地域CATVネット等を活用した安全・安心まちづくり推進調査及び実証実験
つづき・タウンセキュリティ研究会/渇。浜都市みらい  
新時代にマッチしたまちづくり計画策定のための調査研究
戸塚駅西口第三地区まちづくりの会
市街地再開発事業における都市再生制度を活用した新たな事業 横浜駅西口地区市街地再開発  

Q3. 応募条件は
 地方公共団体、地方公共団体の部局を含む構成員、または、まちづくり活動に係るNPOその他の団体となっています。NPOその他の団体は関係地方公共団体の推薦を受けることが条件になっています。
 ITC横浜は横浜市と事前調整のうえ、推薦を受けて応募しました。
 また、事業実施にあたっては都市再生本部から担当省庁・部局に業務が委託されます。このため担当省庁・部局の合意も取り付ける必要があります。


Q4. 「横浜域内IT市場形成を核とする都市再生プロジェクト」とはどんなものですか
 
  ITC横浜が企画し、横浜市経済局の推薦を得て応募採択された事業です。
 横浜市内には多くの中小企業とITベンダーがあります。
 中小企業は現状の問題点を把握し、よりよい会社にするための経営戦略を立案し、これを実現するためのIT導入を計画しているところも多いのですが、開発を依頼するITベンダーに関する情報が少なく、真に解決能力のあるパートナーとなりえるベンダーを見つけるのが難しい状況です。
 一方、ITベンダーの方も営業力が十分強くなかったり、上流工程を担当するSEが不足するなど、中小企業に対する取組が十分行われているわけでありません。
 この事業はこうした状況に鑑み、 ITC横浜と横浜市経済局が協力して、中小企業とITベンダーのマッチングをするためにはどのような施策が必要かを、中小企業へのヒアリング調査やITベンダーへのアンケート調査を基に、アクションプランとしてまとめ、関係方面へ提言しようとするものです。

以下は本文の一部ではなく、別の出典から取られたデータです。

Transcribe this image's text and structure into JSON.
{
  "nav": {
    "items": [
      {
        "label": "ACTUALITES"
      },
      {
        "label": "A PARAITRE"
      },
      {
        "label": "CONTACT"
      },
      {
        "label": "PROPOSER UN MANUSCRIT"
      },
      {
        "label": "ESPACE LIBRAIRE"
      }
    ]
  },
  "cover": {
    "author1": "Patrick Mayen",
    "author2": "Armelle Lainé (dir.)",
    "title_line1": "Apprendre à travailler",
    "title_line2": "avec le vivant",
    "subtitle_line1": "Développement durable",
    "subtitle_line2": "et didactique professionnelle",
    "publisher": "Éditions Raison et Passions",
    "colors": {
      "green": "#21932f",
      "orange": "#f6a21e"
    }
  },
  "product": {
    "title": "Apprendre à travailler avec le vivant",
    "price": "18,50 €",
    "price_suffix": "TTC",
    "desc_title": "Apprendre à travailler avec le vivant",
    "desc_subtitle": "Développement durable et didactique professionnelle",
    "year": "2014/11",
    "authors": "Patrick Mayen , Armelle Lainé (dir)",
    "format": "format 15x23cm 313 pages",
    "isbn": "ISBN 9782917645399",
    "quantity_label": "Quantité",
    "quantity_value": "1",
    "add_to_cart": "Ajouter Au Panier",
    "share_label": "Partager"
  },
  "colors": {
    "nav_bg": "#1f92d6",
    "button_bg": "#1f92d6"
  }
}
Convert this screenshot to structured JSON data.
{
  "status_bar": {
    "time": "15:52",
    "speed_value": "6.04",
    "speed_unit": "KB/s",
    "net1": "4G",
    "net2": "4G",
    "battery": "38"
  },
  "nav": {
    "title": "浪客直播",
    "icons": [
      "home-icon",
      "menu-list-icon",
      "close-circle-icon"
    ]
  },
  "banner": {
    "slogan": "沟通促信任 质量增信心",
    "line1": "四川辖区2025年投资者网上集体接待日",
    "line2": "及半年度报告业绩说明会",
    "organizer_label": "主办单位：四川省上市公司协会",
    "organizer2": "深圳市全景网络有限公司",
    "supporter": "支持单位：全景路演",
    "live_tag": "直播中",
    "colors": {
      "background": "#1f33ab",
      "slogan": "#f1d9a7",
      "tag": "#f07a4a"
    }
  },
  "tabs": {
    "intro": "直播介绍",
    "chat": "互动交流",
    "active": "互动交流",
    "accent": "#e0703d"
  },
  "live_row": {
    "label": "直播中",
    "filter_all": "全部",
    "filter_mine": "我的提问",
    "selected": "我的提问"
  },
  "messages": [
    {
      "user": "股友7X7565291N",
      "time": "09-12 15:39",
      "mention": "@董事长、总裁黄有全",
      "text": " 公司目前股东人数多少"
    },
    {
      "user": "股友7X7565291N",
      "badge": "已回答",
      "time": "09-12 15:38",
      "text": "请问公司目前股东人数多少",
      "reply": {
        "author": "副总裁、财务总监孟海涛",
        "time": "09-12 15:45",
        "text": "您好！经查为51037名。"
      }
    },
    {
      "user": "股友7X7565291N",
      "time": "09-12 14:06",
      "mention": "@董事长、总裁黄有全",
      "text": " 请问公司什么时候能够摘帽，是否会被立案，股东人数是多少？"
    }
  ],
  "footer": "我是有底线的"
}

Q5. 「横浜域内IT市場形成を核とする都市再生プロジェクト」の目的はどんなものですか

 応募時の事業目的は以下のようになっています。
横浜市はITを主要産業として位置付けており、IT産業の育成に力を入れています。
市内のIT企業は約半数がコンテンツ、ソリューション関連であるが、その多くは大手ITベンダーの下請けに位置づけられています。
一方、横浜市は京浜工業地帯の中核にあり、大企業を頂点とする既存中小企業が広く集積していますが、工場数や従事人口は平成元年と平成14年度を比較すると約60%に低下していて、雇用機会提供や消費を通じて街の中核として機能している事業所、工場、中でも中小企業の活性化が横浜地域の活性化を図るうえでは喫緊の課題となっています。
このような問題意識を踏まえて、IT産業とそのユーザーである既存産業の集積というポテンシャルを活かし、域内IT市場の生成によって、両者一体となった成長を目指す観点から、本調査では、市内の独立系IT関連企業と既存中小企業の連携による、業務機会の増加、情報基盤の構築による競争力のある強固な企業体質の生成の相乗効果による横浜ならではの産業の再生と街の活性化を実現するためのアクションプラン策定を行います


Q6. 「横浜域内IT市場形成を核とする都市再生プロジェクト」で期待される効果はどんなものですか

 本事業は調査事業ですが、目標が具体的な施策として、横浜域内で中小企業が自社のIT導入に適したITベンダーを直接探し出すことができ、ITベンダーが中小企業の開発業務を受注できるれば以下のような効果が期待できます。
 ・中小企業が経営戦略に即したIT導入を実現するにあたって、地元の信頼が置けて、技術力のあるITベンダーを直接選択、業務委託できるようになります。
  この結果 、より強い体質を実現し、受注の増大や品質向上、生産リードタイムの短縮などがはかれます。
  また、従業員も創造的な業務に従事できるので満足度の向上が期待できます。
 ・ITベンダーは中小企業を新しい受注領域とすることで、業容の拡大がはかれます。
  また、中小企業から直接受注することで、上流域への業務展開がはかれます。
 ・元気な中小企業やITベンダーが地域に出現することによって、周辺商店街や近隣住民への元気の波及が期待できます。

2005年10月から12月にかけて、

横浜市内の中小企業91社を訪問し、

IT活用状況をヒアリングさせていただきました。

また51社のITベンダーからアンケート回答をいただきました。

ご協力を感謝いたします。

御協力いただきました方々に報告会を開催する予定です。